Optical activation of cultured neurons using ultra-short pulse laser

Abstract

The paradigm of experimental models in modern neuroscience and neural engineering has been rapidly evolving from 2D to 3D environments. A variety of techniques have emerged as important tools for controlling action potential firing of a single neuron in 3D environments. Here, we report that a focused femtosecond light activates an unmodified neuron in a 3D environment, producing repetitive action potentials without insertion of any external materials. To further characterize this method, a new microfluidic system was developed to optically stimulate a neuron and electrically record its signals for a long duration. This was combined with the microfluidic technique and electrode measurement under the microscope.
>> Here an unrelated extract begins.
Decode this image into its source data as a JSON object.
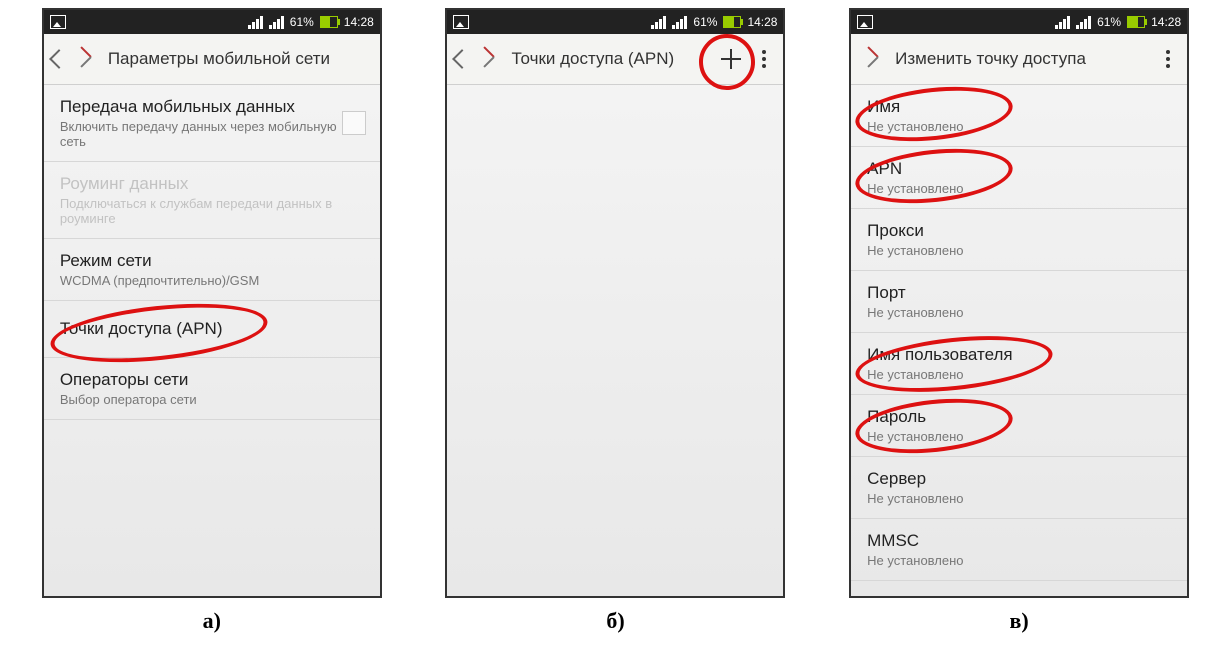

This approach allowed precise and rapid stimulation of a single neuron at multiple points, and systematic analyses of neural and axonal responses using a spike sorting technique. We assessed the property, efficiency, and safety of this optical stimulation using the focused femtosecond light. We also demonstrated that the femtosecond light stimulated a neuron successfully in 3D environments. Furthermore, the studies on the underlying mechanism indicated that the neural response to femtosecond light was caused by intracellular calcium elevation from the internal calcium store through supra-threshold excitation of the soma. Although several factors remain to be determined regarding femtosecond light irradiation, we expect that this technique will avoid many of the problems inherent to electrodes, such as invasiveness and lack of specificity, and thus, could aid in scientific discoveries and in engineering experimental approaches. Furthermore, the femtosecond light coupled with an appropriate optical probe can be employed for in vivo neural stimulation. This may lead to new therapeutic approaches with rapid optical regulation of excitation and inhibition without genetic modification and external interruption of the cellular function.